SullivanCurtisMonroe Insurance Services LLC, a California-based insurance agency, has provided five risk management tips for the foodservice industry.
- Coverage for supply chain risk. Supply delivery can be interrupted by many factors, including adverse weather, infrastructure issues, price increases or damage to a supplier location. Loss of even one dependable supplier can lead to a loss of income, and can affect the quality, consistency and service of a foodservice provider. Business interruption insurance can cover the loss of business income and extra expenses that result when a supplier located within a policy territory fails to deliver because of damages resulting from a covered cause of loss. According to SullivanCurtisMonroe, dependent properties should be insured with a limit of at least $50,000. If your business depends on foreign locations, your carrier should provide coverage for them, as they are likely more prone to supply disruption than domestic suppliers.
- Equipment risk management. Equipment breakdown insurance covers the cost of mechanical breakdowns, damage caused by power surges, operator error and more. Business interruption insurance covers any income lost because of equipment failure. Some carriers will help prevent breakdowns by offering infrared testing, inspections and assistance in sourcing replacements for damaged equipment.

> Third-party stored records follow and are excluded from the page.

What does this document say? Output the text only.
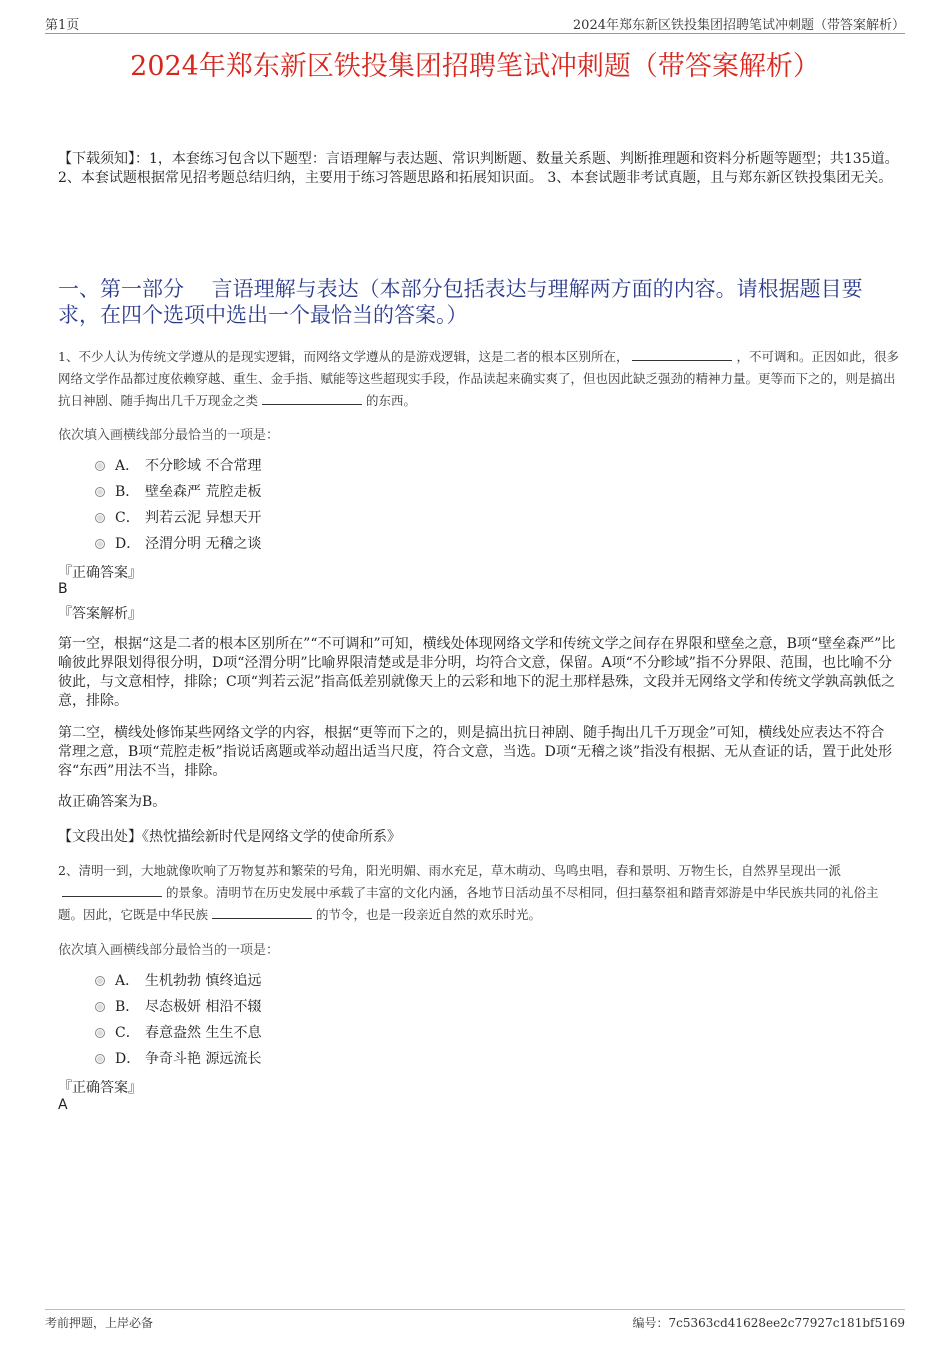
第1页	2024年郑东新区铁投集团招聘笔试冲刺题（带答案解析）
2024年郑东新区铁投集团招聘笔试冲刺题（带答案解析）
【下载须知】：1，本套练习包含以下题型：言语理解与表达题、常识判断题、数量关系题、判断推理题和资料分析题等题型；共135道。 2、本套试题根据常见招考题总结归纳，主要用于练习答题思路和拓展知识面。 3、本套试题非考试真题，且与郑东新区铁投集团无关。
一、第一部分　 言语理解与表达（本部分包括表达与理解两方面的内容。请根据题目要求，在四个选项中选出一个最恰当的答案。）
1、不少人认为传统文学遵从的是现实逻辑，而网络文学遵从的是游戏逻辑，这是二者的根本区别所在，	，不可调和。正因如此，很多网络文学作品都过度依赖穿越、重生、金手指、赋能等这些超现实手段，作品读起来确实爽了，但也因此缺乏强劲的精神力量。更等而下之的，则是搞出抗日神剧、随手掏出几千万现金之类	的东西。
依次填入画横线部分最恰当的一项是：
A． 不分畛域 不合常理
B． 壁垒森严 荒腔走板
C． 判若云泥 异想天开
D． 泾渭分明 无稽之谈
『正确答案』
B
『答案解析』
第一空，根据“这是二者的根本区别所在”“不可调和”可知，横线处体现网络文学和传统文学之间存在界限和壁垒之意，B项“壁垒森严”比喻彼此界限划得很分明，D项“泾渭分明”比喻界限清楚或是非分明，均符合文意，保留。A项“不分畛域”指不分界限、范围，也比喻不分彼此，与文意相悖，排除；C项“判若云泥”指高低差别就像天上的云彩和地下的泥土那样悬殊，文段并无网络文学和传统文学孰高孰低之意，排除。
第二空，横线处修饰某些网络文学的内容，根据“更等而下之的，则是搞出抗日神剧、随手掏出几千万现金”可知，横线处应表达不符合常理之意，B项“荒腔走板”指说话离题或举动超出适当尺度，符合文意，当选。D项“无稽之谈”指没有根据、无从查证的话，置于此处形容“东西”用法不当，排除。
故正确答案为B。
【文段出处】《热忱描绘新时代是网络文学的使命所系》
2、清明一到，大地就像吹响了万物复苏和繁荣的号角，阳光明媚、雨水充足，草木萌动、鸟鸣虫唱，春和景明、万物生长，自然界呈现出一派的景象。清明节在历史发展中承载了丰富的文化内涵，各地节日活动虽不尽相同，但扫墓祭祖和踏青郊游是中华民族共同的礼俗主题。因此，它既是中华民族	的节令，也是一段亲近自然的欢乐时光。
依次填入画横线部分最恰当的一项是：
A． 生机勃勃 慎终追远
B． 尽态极妍 相沿不辍
C． 春意盎然 生生不息
D． 争奇斗艳 源远流长
『正确答案』
A
考前押题，上岸必备	编号：7c5363cd41628ee2c77927c181bf5169
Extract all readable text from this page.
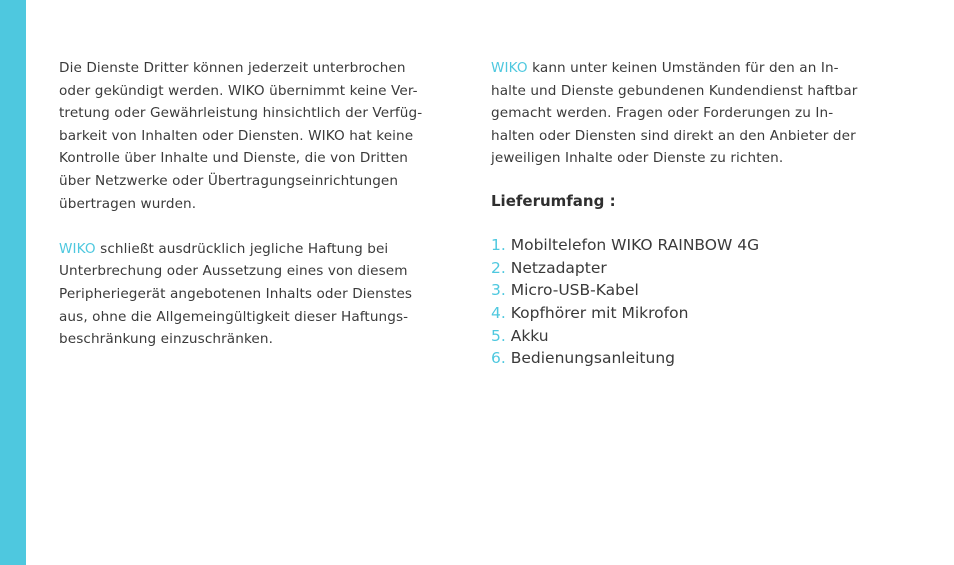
Die Dienste Dritter können jederzeit unterbrochen
oder gekündigt werden. WIKO übernimmt keine Ver-
tretung oder Gewährleistung hinsichtlich der Verfüg-
barkeit von Inhalten oder Diensten. WIKO hat keine
Kontrolle über Inhalte und Dienste, die von Dritten
über Netzwerke oder Übertragungseinrichtungen
übertragen wurden.

WIKO schließt ausdrücklich jegliche Haftung bei
Unterbrechung oder Aussetzung eines von diesem
Peripheriegerät angebotenen Inhalts oder Dienstes
aus, ohne die Allgemeingültigkeit dieser Haftungs-
beschränkung einzuschränken.

WIKO kann unter keinen Umständen für den an In-
halte und Dienste gebundenen Kundendienst haftbar
gemacht werden. Fragen oder Forderungen zu In-
halten oder Diensten sind direkt an den Anbieter der
jeweiligen Inhalte oder Dienste zu richten.

Lieferumfang :
1. Mobiltelefon WIKO RAINBOW 4G
2. Netzadapter
3. Micro-USB-Kabel
4. Kopfhörer mit Mikrofon
5. Akku
6. Bedienungsanleitung
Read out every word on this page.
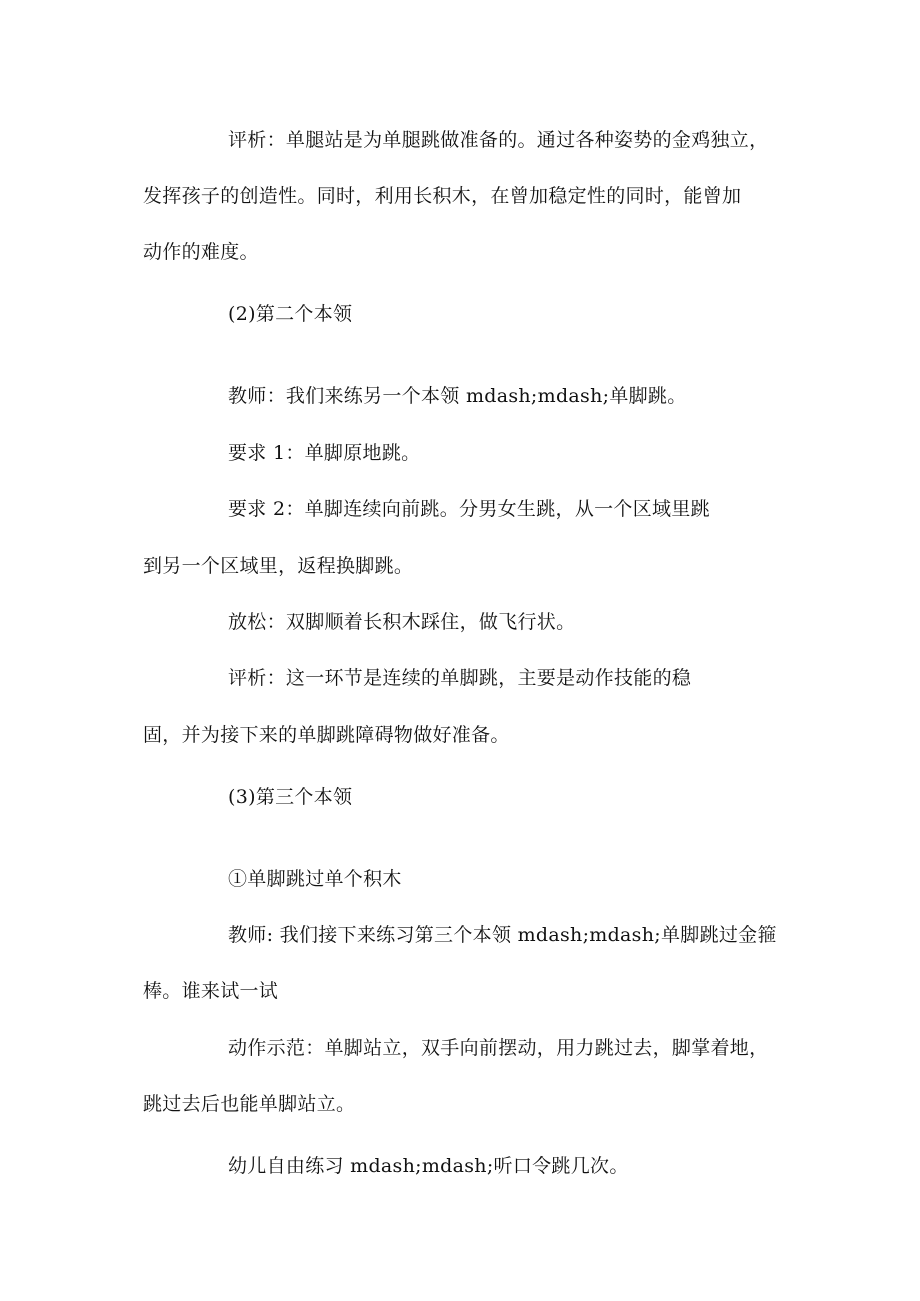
评析：单腿站是为单腿跳做准备的。通过各种姿势的金鸡独立，
发挥孩子的创造性。同时，利用长积木，在曾加稳定性的同时，能曾加
动作的难度。
(2)第二个本领
教师：我们来练另一个本领 mdash;mdash;单脚跳。
要求 1：单脚原地跳。
要求 2：单脚连续向前跳。分男女生跳，从一个区域里跳
到另一个区域里，返程换脚跳。
放松：双脚顺着长积木踩住，做飞行状。
评析：这一环节是连续的单脚跳，主要是动作技能的稳
固，并为接下来的单脚跳障碍物做好准备。
(3)第三个本领
①单脚跳过单个积木
教师: 我们接下来练习第三个本领 mdash;mdash;单脚跳过金箍
棒。谁来试一试
动作示范：单脚站立，双手向前摆动，用力跳过去，脚掌着地，
跳过去后也能单脚站立。
幼儿自由练习 mdash;mdash;听口令跳几次。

- Spoilage and contamination coverage. Power outages and other issues beyond your control can result in spoilage or contamination of food. Spoilage coverage with limits of at least $250,000 is recommended, with the ability to increase limits. Food is worth more at certain times of year than others, so your carrier should be willing to increase your limit during peak season by about 25 percent.
- Food safety and recall risk. An estimated 48 million illnesses are borne by food in the U.S. each year, resulting in 128,000 hospitalizations and 3,000 deaths, according to the Centers for Disease Control. Food poisoning from contaminated food can cause widespread illness and even death, so coverage of up to $25 million is recommended. Your business will need coverage not only for protection against lawsuits, but to compensate for lost market share and reduced goodwill. In addition, a limit of at least $100,000, with the flexibility to increase limits, is recommended to cover the cost of withdrawing a product from the market. Many food manufacturers make products for others, which are sold under the customer's label, so coverage should include reimbursement for recall costs incurred by others.
- Computer and Internet disruption protection. Forty-six percent of companies experience a data breach, yet only one in 10 businesses has cyber-liability coverage. Restaurants are at particular risk because of the large amount of personal and financial data, including credit card and bank account numbers, they keep on file. Business interruption insurance with a limit of at least $10,000 is recommended to cover lost income caused by interruptions in computer operations. Cyber-liability insurance covers data breach services and expenses, including identity restoration, forensic analysis, costs of notification and more. It also covers other expenses, such as legal services and public relations services.
"It takes attention to many details to create a profitable food business, including the freshness of ingredients, the right equipment and a dedicated, service-oriented workforce," said Craig M. Kwitoski, vice president, Food Industries Division Manager, SullivanCurtisMonroe. "Even with these ingredients in place, though, an accident, a lawsuit, an act of nature or a deliberate act by a disgruntled ex-employee can destroy a business. Businesses that are protected against such risks are more likely to succeed long-term."